Cesvi does not substitute itself to the local health services and it does not create new medical structures but it tries to operate in synergy with the existing health systems promoting the accountability of the local authorities and communities. Therefore, Cesvi advocates the least invasive approach available, open to the possibility of local response already underway or that might be activated or reinforced. Moreover, it is Cesvi’s policy to integrate every health initiative, be this prevention, diagnosis or treatment with all the relevant and social aspects to guarantee the widest possible access to the basic health services, at the same time reinforcing referral structures; to support programmes that have as main objective the primary prevention and promotion of behaviours considered “protective” to health; to provide counselling, psychological, social, nutritional and working support.

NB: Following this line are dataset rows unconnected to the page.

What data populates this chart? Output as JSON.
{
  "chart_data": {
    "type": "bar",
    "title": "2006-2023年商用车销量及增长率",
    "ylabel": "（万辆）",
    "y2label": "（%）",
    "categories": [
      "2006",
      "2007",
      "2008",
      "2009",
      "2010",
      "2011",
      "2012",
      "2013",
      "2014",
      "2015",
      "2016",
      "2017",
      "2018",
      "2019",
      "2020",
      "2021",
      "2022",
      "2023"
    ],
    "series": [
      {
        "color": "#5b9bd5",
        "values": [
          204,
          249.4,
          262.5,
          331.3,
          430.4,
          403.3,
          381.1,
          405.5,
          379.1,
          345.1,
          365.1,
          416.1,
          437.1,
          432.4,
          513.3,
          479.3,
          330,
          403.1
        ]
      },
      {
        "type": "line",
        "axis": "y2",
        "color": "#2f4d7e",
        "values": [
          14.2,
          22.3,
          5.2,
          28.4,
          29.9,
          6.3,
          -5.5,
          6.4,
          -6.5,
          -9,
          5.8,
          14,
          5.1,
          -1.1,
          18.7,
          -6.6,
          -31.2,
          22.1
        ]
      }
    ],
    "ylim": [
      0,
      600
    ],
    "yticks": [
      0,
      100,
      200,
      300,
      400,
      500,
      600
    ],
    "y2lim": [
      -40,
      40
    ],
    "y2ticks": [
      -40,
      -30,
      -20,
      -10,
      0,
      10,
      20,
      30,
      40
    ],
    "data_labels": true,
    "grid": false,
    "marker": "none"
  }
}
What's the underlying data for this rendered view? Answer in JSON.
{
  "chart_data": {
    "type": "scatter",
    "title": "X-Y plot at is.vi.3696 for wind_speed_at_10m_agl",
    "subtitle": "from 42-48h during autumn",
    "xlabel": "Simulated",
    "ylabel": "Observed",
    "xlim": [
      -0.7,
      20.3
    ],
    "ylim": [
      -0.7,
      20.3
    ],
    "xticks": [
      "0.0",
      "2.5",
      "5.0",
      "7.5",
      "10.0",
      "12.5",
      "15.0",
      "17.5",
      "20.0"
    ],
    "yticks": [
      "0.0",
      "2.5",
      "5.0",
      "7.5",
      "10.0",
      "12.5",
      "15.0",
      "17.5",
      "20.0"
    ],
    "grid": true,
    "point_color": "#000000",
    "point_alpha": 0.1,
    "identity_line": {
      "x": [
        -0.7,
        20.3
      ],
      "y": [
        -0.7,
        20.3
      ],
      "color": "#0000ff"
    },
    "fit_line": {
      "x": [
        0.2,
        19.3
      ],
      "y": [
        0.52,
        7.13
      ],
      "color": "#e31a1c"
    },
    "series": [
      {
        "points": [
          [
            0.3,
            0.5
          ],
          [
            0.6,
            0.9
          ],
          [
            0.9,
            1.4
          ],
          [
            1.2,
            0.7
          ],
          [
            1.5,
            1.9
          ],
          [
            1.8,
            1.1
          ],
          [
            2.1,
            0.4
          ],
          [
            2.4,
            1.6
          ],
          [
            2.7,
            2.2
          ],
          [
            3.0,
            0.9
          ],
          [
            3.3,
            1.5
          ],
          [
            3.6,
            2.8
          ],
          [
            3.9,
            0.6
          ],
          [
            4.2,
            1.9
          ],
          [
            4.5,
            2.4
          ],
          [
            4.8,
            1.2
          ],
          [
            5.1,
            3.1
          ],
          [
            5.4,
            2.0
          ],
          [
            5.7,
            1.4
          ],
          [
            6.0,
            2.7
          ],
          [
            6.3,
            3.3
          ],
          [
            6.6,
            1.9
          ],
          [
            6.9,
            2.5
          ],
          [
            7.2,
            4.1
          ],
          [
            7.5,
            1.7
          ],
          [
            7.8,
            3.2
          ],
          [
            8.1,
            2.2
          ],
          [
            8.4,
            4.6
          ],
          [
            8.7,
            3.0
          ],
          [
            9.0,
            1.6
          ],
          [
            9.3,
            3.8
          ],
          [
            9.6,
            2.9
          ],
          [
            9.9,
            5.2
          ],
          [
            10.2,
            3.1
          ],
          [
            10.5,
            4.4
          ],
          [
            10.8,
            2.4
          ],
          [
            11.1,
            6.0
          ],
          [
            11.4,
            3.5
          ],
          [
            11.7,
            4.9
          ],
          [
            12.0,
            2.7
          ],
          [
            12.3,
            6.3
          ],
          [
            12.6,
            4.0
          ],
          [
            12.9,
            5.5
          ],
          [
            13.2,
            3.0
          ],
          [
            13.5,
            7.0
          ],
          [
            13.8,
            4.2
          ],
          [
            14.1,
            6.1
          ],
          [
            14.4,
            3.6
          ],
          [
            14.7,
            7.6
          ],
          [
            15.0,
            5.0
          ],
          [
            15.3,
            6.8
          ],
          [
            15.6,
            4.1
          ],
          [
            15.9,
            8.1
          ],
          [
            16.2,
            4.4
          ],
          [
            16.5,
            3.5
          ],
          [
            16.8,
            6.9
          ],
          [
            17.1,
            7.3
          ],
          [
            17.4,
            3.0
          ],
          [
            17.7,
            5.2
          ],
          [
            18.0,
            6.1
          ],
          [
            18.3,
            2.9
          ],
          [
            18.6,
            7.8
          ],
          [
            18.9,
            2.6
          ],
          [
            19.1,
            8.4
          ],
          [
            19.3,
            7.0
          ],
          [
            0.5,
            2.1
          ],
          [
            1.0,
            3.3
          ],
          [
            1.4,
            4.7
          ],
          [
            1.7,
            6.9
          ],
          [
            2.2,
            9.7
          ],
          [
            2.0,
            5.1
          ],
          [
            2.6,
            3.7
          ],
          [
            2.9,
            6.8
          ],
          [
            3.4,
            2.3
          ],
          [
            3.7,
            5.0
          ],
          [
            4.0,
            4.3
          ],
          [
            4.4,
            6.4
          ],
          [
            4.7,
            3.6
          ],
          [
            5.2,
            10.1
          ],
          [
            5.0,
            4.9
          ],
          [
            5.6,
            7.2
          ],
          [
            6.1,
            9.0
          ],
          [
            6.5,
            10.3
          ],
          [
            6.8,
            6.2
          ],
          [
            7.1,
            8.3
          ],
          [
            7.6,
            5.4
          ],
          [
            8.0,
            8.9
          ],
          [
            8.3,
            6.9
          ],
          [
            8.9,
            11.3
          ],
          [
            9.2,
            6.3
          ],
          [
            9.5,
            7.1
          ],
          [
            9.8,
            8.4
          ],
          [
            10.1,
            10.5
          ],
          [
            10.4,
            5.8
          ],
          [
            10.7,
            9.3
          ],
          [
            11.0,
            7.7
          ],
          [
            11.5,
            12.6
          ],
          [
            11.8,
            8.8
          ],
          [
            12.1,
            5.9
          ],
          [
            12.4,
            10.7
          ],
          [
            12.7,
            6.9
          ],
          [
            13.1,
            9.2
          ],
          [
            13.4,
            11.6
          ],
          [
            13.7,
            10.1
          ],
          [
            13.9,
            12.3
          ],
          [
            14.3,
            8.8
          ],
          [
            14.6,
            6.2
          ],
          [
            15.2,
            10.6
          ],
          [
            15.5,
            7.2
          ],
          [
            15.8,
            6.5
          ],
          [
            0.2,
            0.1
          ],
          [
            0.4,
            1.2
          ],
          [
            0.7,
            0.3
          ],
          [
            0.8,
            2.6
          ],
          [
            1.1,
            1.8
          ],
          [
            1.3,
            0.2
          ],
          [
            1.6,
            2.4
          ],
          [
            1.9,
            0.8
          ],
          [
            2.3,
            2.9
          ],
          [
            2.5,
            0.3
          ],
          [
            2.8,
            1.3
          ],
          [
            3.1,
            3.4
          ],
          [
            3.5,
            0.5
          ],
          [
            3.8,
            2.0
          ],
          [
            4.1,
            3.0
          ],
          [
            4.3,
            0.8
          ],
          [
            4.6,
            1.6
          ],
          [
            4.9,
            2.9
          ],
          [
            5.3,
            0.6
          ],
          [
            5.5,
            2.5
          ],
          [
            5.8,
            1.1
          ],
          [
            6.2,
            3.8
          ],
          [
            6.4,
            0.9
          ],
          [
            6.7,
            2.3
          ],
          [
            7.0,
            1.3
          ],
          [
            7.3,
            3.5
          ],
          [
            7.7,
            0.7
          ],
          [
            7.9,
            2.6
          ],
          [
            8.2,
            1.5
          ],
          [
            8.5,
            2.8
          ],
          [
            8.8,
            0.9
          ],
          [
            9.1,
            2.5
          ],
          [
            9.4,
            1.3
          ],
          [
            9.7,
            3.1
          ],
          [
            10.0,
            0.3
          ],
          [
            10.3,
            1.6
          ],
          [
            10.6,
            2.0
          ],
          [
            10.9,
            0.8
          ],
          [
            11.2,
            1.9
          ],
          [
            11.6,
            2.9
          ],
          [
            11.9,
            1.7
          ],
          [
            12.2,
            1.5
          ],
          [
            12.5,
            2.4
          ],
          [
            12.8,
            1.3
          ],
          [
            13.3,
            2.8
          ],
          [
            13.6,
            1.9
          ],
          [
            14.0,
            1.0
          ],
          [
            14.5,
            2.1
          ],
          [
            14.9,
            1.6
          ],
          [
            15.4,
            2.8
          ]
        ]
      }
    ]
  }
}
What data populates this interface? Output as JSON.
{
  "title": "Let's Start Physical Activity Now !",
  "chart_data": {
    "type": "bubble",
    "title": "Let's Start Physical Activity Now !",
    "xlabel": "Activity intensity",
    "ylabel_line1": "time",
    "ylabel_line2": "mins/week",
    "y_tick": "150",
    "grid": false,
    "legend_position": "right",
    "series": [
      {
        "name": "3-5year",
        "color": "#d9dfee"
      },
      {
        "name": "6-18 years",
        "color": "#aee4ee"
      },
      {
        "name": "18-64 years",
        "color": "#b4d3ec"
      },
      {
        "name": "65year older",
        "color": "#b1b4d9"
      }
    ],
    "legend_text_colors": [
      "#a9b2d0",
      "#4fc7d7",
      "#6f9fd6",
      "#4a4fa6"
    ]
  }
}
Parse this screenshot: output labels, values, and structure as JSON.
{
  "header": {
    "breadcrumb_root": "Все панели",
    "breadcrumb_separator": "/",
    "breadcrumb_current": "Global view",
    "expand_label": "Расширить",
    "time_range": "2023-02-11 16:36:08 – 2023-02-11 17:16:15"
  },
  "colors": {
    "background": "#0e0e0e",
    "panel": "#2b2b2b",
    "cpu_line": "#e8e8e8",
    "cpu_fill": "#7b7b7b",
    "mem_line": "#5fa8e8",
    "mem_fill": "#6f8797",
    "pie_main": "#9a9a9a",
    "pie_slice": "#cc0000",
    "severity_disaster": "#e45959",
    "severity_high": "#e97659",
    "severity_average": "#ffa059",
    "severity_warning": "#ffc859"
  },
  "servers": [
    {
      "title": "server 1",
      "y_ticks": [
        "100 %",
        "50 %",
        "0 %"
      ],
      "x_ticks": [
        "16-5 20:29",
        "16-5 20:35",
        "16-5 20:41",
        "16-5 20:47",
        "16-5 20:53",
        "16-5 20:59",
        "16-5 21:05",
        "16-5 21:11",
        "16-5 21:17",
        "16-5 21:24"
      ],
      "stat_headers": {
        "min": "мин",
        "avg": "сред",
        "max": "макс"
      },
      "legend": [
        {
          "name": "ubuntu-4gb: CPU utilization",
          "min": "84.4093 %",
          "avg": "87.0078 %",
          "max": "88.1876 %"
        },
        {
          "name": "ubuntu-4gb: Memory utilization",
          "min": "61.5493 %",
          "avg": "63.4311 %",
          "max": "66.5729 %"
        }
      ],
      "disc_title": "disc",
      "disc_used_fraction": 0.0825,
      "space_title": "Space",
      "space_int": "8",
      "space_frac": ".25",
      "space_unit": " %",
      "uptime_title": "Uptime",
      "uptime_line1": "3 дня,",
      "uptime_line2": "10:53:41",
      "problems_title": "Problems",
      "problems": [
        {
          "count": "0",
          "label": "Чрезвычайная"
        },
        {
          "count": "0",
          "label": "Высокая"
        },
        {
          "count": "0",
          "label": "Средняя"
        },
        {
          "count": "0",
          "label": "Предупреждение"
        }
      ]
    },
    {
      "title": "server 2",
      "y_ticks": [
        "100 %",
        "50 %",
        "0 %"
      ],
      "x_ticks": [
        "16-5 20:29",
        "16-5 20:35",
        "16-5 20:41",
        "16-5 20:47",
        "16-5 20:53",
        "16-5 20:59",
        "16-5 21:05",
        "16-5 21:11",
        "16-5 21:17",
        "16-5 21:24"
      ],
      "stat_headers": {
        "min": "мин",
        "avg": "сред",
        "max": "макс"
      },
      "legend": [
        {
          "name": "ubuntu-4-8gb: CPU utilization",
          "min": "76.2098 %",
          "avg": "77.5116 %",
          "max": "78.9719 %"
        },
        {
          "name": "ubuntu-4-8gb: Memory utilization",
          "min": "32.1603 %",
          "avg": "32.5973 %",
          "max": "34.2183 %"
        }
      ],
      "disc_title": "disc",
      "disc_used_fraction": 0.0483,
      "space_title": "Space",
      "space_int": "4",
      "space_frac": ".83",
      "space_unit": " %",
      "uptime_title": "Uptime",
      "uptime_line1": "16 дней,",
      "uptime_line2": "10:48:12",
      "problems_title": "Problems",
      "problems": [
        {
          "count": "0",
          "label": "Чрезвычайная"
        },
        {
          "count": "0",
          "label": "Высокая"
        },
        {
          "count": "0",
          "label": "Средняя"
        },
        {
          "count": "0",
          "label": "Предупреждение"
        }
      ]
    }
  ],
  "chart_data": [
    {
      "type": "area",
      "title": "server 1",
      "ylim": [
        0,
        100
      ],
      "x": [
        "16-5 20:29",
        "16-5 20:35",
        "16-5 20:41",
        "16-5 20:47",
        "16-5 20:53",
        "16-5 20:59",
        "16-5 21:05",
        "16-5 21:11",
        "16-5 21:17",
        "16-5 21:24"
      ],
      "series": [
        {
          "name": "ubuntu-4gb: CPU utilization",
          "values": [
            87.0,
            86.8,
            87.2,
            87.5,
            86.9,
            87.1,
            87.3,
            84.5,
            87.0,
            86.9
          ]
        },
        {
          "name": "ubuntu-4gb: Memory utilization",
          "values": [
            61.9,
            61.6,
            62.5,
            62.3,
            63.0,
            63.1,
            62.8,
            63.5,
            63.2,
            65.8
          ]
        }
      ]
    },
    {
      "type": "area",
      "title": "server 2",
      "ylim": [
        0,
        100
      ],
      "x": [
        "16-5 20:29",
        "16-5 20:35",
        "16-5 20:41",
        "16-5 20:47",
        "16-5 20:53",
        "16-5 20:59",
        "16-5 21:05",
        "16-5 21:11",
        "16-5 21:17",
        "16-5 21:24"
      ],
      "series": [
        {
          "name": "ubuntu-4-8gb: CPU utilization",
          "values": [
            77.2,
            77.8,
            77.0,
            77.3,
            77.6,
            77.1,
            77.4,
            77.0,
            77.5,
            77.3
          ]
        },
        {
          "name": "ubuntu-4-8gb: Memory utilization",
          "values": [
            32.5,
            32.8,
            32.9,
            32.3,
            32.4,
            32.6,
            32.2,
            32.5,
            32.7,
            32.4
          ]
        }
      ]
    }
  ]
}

In particular, Cesvi operates in four main health sectors:
1. support to health systems,
2. maternal and child health.
Fight against great endemics:
3. HIV-AIDS
4. malaria.
1. Support to health systems starts from peripheral health centres, seen as essential structures that guarantee the access to health services for comprehensive groups of poor population living in slums or in rural areas. Interventions within this sector concern rehabilitation of infrastructures and integration between central and peripheral health centres. Cesvi works for the improvement of decentralized management of health services employing trained and well equipped medical staff. Every health project or programme always includes a strong capacity-building component.
2. Cesvi gives priority to the needs and socio-medical rights of women. Gender issues are very important for the development of health. Women are the “point of entry” for prevention and treatment action that involves the entire family. Often a decisive amelioration in the health condition of a country can be achieved by acting on the maternal and infant sector, establishing sustainable prevention programmes, early diagnosis, medical and socio medical assistance that impact on lifestyles together with economic, health and social condition of the country.
3. Cesvi does not fight HIV-AIDS without taking into account the other social and health problems affecting a specific area. Every programme to combat HIV-AIDS represents also an opportunity to improve the local health system and the lives of marginalised populations overall. Antiretroviral therapy, implemented in Cesvi’s programmes, tries to favour patients in their context with the possibilities existing on site. Cesvi’s success strategy against HIV-AIDS is Prevention To Mother to Child Transmission (PMTCT) that in the “plus” variant (PMTCT Plus) includes all the family members.
Finally, in health policy, Cesvi takes into account the coexistence and synergy between AIDS and Tbc considered as Aids principal opportunistic disease.
4. Strategic actions carried out to combat malaria are: prevention based on the use of impregnated mosquitos nets, early diagnosis and appropriate pharmaceutical treatments. Moreover environmental hygiene campaigns are particularly recommended for raising population awareness, but long term results are only obtained through educational measures that involve school, local authorities and rural or urban public environmental management structures.